Der Blick auf die Wirtschaftslage in der Schweiz zeigt, dass wir auf eine sehr starke Wirtschaft zählen dürfen. Sie hat in diesen letzten Monaten gezeigt, dass sie dank ihrer Innovationskraft und ihrer Leistungsfähigkeit in dem sehr schwierigen internationalen und europäischen Umfeld bestehen kann. Wir wissen aber auch, dass viele Unternehmen von der Substanz leben. Umso erstaunlicher ist es, wenn da der Direktor des Schweizerischen Gewerbeverbandes über eine Aufhebung des Mindestkurses öffentlich nachdenkt.

Wir alle wissen, dass die Nationalbank mit der Einführung des Mindestkurses im September des letzten Jahres massgebend zur stabilisierenden Wirkung beigetragen hat. Die Zahlen im vierten Quartal 2011 zeugen davon, selbst wenn die Zahlen im ersten Quartal 2012 punkto Wirtschaftswachstum etwas tiefer ausgefallen sind. Der Schweizerfranken bleibt aber überbewertet, die Situation für die Exportfirmen bleibt sehr angespannt, ebenso jene der Zulieferer. Von ihnen ist in der Regel sehr wenig die Rede, denn die Überbewertung hat auch Folgen für den Binnensektor.

Heute müssen wir der Nationalbank für ihre sehr konsequente Haltung eigentlich danken. Es ist noch nicht lange her, da verlangten gewisse Kreise eine Mindestgrenze von Fr. 1.30, gar von Fr. 1.40, und nun verlangen andere Kreise die Aufhebung eben dieser Mindestgrenze. Selbstverständlich ist der Mindestkurs kein optimaler Kurs, aber der heutige Mindestkurs, der international als vorübergehende Massnahme auch akzeptiert wird, ermöglicht es unserer Wirtschaft, sich auf die schwierige internationale Wirtschaftslage einzustellen. Wir stellen fest, dass die Wirtschaft mit diesem Kurs gut gefahren ist, wie die tiefen Erwerbslosenzahlen in unserem Land und das doch robuste Wirtschaftswachstum belegen. Eine Aufhebung dieser Mindestgrenze würde zu Unsicherheiten führen, denn die Überbewertung könnte zur Folge haben, dass wir plötzlich eine paritätische Situation hätten, was die Wirtschaft, auch den Binnenmarkt und die Tourismusbranche, noch mehr unter Druck setzen würde.

Auch die Idee, die in den letzten Wochen entwickelt wurde, nämlich die Gründung eines Staatsfonds zur Verwaltung der Währungsreserven, taugt nicht wirklich. Sie löst die Probleme nicht, auch wenn der Zuwachs an Fremdwährungsreserven in der letzten Zeit sehr beachtlich war. Ich denke nur an jenen der letzten Wochen, der 50 bis 60 Milliarden Franken betrug.

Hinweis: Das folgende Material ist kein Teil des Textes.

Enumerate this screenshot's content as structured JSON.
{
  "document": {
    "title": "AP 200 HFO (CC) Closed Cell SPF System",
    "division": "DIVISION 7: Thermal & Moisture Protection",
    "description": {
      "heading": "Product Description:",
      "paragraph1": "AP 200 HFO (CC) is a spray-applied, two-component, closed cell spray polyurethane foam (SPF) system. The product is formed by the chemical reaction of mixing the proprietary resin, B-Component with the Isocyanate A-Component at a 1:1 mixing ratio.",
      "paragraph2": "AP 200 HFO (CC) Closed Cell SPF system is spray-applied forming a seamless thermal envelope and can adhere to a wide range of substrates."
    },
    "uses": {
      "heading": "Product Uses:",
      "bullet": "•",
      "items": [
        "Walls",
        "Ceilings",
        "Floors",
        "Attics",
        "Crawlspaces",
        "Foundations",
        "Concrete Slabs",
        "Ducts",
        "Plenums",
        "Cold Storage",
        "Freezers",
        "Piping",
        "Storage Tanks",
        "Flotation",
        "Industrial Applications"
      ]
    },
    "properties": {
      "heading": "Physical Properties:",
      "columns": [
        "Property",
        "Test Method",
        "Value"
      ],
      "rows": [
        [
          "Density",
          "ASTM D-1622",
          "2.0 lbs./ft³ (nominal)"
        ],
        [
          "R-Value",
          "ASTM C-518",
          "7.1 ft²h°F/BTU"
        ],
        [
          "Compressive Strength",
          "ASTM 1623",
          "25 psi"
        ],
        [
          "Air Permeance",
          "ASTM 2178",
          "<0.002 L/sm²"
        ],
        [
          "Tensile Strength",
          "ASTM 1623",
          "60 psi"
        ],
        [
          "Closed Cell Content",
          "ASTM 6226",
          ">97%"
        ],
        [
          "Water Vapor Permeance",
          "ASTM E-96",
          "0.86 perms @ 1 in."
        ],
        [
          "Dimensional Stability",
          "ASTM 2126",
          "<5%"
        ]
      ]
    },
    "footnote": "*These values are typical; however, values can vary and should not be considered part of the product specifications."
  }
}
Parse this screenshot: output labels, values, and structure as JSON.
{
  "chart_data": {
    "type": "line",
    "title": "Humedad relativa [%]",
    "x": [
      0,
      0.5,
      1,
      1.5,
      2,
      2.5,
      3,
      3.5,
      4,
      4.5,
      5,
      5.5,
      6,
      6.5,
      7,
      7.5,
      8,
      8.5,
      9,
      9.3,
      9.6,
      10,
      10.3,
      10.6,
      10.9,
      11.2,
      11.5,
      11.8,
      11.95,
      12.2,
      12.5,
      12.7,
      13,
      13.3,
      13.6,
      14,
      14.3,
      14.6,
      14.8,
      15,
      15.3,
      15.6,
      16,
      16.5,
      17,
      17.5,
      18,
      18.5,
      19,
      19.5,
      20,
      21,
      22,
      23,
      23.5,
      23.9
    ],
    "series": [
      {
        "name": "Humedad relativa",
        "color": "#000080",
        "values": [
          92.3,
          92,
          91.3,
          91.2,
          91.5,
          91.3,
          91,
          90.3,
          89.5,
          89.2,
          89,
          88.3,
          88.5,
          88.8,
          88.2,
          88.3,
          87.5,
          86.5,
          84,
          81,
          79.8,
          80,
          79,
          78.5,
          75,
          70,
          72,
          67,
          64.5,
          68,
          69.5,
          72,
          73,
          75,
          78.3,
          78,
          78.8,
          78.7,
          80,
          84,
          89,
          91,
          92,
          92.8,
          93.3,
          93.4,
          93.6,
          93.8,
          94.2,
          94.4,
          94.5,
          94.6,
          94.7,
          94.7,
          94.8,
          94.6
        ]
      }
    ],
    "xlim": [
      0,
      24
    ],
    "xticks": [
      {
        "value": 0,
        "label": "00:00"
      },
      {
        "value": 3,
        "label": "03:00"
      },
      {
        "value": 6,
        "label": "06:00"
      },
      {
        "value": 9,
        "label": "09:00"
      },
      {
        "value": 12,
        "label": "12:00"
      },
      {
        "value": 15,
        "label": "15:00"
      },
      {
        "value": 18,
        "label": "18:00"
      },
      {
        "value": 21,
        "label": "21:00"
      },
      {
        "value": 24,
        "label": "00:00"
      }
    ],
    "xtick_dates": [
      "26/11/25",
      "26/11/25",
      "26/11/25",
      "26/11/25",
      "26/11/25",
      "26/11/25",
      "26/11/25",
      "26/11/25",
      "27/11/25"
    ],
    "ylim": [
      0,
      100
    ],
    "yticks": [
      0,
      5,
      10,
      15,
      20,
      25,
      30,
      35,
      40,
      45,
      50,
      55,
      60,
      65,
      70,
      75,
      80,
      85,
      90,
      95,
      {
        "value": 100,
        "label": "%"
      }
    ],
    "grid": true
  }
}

Ein Staatsfonds würde neue Probleme schaffen. Erstens tangiert ein Staatsfonds direkt die Unabhängigkeit der Nationalbank - was wir schlicht nicht akzeptieren können. Zweitens ist der Vergleich mit Norwegen und Singapur unpassend, denn diese Länder haben seit Jahren Budgetüberschüsse, und diese Überschüsse werden im Sinne einer nachhaltigen Politik in einen Fonds gelegt. Drittens vergisst man, dass die Nationalbank bereits heute einen Teil ihrer Währungsreserven in Aktien anlegt. Viertens schliesslich würde die Anlagepolitik der Fondsverwalter kaum einen Einfluss auf den Mindestkurs haben.

Selbstverständlich stellen sich Fragen: Wie lange kann die Nationalbank diese Mindestgrenze noch verteidigen? Aber wir sind nicht das geeignete Gremium, um diese Frage zu beantworten. Wir müssen die Nationalbank stärken, die verankerte Unabhängigkeit respektieren und ihr vor allem das Vertrauen entgegenbringen, das sie in dieser schwierigen Lage verdient.

Die heutige, kurze Debatte sendet falsche Signale an die internationale Finanzwelt aus: Sie deutet auf Hektik, auf Unsicherheit hin, und das schadet sowohl der Wirtschaft als auch der Nationalbank. Die heutige Diskussion ist nicht notwendig. Wir müssen der Nationalbank weiterhin Vertrauen entgegenbringen. Das ist für uns wichtig, denn wir sind auf die Kontinuität der eingeleiteten Politik angewiesen. Für uns sind die Faktoren Unabhängigkeit und kompetente Geldpolitik zentrale Faktoren, und diese Politik werden wir nicht verlassen.